進化と深化が止まらない!女性オタクの聖地―2023年、池袋「乙女ロード」の歩き方
男性オタクの聖地が「アキバ(秋葉原)」なら、女性オタクの聖地は「ブクロ(池袋)」にあり。コミック、アニメ、ゲームの専門店が200メートルにわたって軒を連ねる「乙女ロード」には、BL(ボーイズラブ)や乙女ゲーム、コスプレを愛してやまない女子たちが集う。ランドマークたる「アニメイト池袋本店」は2023年3月に売り場を2倍に拡張する大型リニューアルを実施し、約10万点もの漫画やグッズでオタクたちを熱烈に迎え入れている。よりディープに進化し続ける池袋、その姿が映すオタク女子の「今」とは――。
キャリーケースを転がしながら、女子たちが真っすぐに歩いていく。2023年6月、日曜日の昼下がり。池袋駅の東口を出た彼女らは、皆一様に「サンシャイン通り」へと吸い込まれていく。大きな荷物の中身はコスプレの衣装だろうか。もしくは、これから「戦利品」が詰め込まれるのかもしれない。
駅から歩くこと5分。晴れ渡る空に負けじと青い看板を掲げた、「アニメイト池袋本店」が現れた。地上10階、地下2階。シアターやカフェを備える世界最大級のアニメグッズ専門店である。

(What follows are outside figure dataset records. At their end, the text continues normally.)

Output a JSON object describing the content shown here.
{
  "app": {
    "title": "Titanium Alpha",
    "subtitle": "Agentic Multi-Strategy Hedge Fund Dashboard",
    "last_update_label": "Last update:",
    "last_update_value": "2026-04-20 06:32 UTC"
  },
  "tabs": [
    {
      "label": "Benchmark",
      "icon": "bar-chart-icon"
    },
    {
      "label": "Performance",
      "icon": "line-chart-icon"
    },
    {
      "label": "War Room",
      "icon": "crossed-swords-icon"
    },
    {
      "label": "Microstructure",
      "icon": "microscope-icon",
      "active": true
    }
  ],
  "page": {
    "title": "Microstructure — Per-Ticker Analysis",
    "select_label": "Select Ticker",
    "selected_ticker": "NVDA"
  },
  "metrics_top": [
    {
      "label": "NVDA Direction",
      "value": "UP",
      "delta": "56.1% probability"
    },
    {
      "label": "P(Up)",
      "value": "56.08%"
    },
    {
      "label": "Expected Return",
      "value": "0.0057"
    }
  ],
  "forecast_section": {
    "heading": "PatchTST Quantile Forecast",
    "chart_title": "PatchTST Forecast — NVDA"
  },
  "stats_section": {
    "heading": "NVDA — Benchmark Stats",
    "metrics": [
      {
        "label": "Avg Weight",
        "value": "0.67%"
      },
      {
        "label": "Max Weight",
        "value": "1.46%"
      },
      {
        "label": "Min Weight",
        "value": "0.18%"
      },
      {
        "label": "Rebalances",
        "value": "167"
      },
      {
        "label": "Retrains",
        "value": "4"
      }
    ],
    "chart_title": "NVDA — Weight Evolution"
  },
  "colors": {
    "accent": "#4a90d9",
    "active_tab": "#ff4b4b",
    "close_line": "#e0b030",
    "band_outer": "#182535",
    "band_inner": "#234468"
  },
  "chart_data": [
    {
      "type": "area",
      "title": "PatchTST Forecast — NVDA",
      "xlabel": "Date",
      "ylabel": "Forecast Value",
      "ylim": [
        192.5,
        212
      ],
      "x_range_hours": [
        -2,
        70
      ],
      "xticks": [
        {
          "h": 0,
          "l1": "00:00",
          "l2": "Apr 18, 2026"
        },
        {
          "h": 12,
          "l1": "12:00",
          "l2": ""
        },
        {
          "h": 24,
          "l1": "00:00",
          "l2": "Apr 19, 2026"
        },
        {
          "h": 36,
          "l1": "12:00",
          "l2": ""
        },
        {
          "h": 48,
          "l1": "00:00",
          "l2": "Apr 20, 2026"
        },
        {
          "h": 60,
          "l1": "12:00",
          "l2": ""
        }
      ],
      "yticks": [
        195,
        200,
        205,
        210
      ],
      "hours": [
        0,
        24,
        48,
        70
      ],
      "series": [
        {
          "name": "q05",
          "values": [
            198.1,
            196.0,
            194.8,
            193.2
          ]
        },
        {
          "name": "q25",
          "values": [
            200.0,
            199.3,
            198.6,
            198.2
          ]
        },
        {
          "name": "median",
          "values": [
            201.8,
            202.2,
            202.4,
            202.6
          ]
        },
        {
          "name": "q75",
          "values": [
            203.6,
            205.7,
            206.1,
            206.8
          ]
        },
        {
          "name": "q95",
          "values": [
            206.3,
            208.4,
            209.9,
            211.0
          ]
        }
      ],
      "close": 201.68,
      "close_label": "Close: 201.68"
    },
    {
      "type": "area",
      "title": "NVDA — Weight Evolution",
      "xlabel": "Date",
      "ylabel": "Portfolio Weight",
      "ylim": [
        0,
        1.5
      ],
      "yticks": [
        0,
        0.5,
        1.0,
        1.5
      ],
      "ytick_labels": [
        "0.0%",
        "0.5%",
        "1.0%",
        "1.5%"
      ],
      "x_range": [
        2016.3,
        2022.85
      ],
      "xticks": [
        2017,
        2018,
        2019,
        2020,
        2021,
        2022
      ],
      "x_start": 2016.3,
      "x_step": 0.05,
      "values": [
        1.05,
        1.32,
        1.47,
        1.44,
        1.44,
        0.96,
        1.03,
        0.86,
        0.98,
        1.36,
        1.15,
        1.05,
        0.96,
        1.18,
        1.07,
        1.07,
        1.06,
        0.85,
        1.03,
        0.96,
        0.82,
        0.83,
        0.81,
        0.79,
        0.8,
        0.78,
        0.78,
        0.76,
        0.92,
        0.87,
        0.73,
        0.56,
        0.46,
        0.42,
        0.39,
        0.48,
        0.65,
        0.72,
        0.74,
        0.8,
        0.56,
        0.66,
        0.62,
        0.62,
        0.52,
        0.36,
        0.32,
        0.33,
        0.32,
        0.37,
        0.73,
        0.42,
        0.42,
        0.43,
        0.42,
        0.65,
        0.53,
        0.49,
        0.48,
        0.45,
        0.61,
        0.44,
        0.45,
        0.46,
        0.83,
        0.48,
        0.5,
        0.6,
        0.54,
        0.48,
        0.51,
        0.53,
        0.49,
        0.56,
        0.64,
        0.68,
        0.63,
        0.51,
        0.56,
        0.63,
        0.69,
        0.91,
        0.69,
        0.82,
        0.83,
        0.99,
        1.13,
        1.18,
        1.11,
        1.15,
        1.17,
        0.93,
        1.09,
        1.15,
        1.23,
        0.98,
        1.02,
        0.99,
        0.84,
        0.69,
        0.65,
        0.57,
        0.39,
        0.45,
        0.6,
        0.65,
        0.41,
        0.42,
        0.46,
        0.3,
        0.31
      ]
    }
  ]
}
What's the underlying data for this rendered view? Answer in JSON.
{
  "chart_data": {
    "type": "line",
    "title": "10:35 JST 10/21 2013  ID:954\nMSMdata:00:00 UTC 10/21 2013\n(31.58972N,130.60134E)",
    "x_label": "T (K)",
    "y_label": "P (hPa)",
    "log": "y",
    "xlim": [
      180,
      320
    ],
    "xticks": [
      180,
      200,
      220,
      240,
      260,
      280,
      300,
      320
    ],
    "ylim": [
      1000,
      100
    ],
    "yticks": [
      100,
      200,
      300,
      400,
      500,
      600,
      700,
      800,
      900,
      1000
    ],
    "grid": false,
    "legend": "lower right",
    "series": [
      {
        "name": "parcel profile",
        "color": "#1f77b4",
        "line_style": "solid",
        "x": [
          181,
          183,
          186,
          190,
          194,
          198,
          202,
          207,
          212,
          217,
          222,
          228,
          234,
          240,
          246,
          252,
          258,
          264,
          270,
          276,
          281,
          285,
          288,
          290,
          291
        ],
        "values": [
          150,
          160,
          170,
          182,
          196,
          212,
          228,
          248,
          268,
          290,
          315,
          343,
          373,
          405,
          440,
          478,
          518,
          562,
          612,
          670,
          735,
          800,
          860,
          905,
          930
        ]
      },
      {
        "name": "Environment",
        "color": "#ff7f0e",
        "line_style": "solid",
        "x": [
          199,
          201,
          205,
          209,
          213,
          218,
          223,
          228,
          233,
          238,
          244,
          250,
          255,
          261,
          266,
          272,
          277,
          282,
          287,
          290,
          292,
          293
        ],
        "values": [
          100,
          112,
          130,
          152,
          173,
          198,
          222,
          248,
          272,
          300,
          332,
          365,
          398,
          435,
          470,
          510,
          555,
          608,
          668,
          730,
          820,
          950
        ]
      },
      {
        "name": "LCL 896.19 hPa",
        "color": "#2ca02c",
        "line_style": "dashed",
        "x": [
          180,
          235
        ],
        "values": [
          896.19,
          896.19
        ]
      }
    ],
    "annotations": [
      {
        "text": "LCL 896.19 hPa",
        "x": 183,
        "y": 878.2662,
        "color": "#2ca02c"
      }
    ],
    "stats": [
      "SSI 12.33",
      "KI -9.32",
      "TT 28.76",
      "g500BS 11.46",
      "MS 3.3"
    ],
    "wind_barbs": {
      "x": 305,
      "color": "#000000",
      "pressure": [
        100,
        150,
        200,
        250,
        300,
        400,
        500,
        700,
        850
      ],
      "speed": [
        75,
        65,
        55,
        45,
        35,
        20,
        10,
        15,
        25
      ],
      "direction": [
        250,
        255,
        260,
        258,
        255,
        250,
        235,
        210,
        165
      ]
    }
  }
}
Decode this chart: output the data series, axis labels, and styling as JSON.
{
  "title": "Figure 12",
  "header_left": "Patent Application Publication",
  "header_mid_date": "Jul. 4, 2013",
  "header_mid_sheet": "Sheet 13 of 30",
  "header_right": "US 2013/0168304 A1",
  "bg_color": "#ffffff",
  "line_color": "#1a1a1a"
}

今や全国に約120もの店舗を展開するアニメイトだが、その第1号が池袋店だ。1983年、『キャプテン翼』や『魔法の天使クリィミーマミ』のアニメ放送開始と時を同じくして、のちに「乙女ロード」と名付けられる地に誕生した。アニメブームの高まりとともに徐々にフロアを拡張し、2012年、現在の場所へ移転。オープン40周年となる今年、大々的なリニューアルを経てグランドオープンしたのである。
その隣に並ぶ「としま区民センター」が象徴しているが、このエリアは言わば“区公認のオタクタウン”である。2020年には歌舞伎、宝塚歌劇団、映画などを鑑賞できる8つの劇場を備えた「Hareza(ハレザ)池袋」がオープン。「国際・アートカルチャー都市」を掲げた官民連携による都市開発の一環で、アニメイト池袋本店のリニューアルもその流れに連なる。
道を行き交うのは、色とりどりのウィッグと衣装を身に着けたコスプレイヤーや、アニメキャラの缶バッジがびっしり並んだ「痛バッグ」を提げた女子たち。かつては怪しい店の客引きがたむろしていたアニメイト前の中池袋公園も、ゲットしたてのグッズを披露し合う「オタクの社交場」に姿を変えていた。「オタクが池袋を浄化した」――この地に20年近く通う友人は、冗談交じりにそう評した。
生まれ変わったここアニメイト池袋本店は、広く、明るく、オープンだ。うなぎの寝床のように狭く細いビルで、階段では客同士が体を斜めにして擦れ違わなくてはいけなかった以前のたたずまいは消え失せている。
各階は「CD・DVD/Blu-ray・ゲーム」「キャラクターグッズ」「マンガ」などにジャンル分けされており、こと女性客で活気づくのは3階のマンガ売り場だ。フロアの8割近くをBLのコミックや小説が占め、客の出入りが激しい一等地には「リブレ」や「竹書房」など、BLに特化した出版社の棚がずらりと並ぶ。
一般的な書店では隅にひっそりと置かれがちな作品たちも、ここでは堂々たる「顔」なのだ。客たちも気兼ねすることなく、じっくりとコミックを吟味できる。
BLをたしなむ、自称・貴腐人(古いオタク用語で、「腐女子」が30歳を迎えてレベルアップした姿を指す。さらに醸成されると「汚超腐人(おちょうふじん)」と呼ばれる)の友人は「ここ数年、BLも多国籍化している」と言う。
なるほど、確かにタイのBLドラマ『2gether』のガイドブックや写真集、アニメ化もされた中華小説『魔道祖師』といった海外発の作品が目を引く位置で展開されている。ひそやかな乙女の楽しみだった「BL熱」は海を越え、今やアジア全体に波及する一大ムーブメントとなったのだ。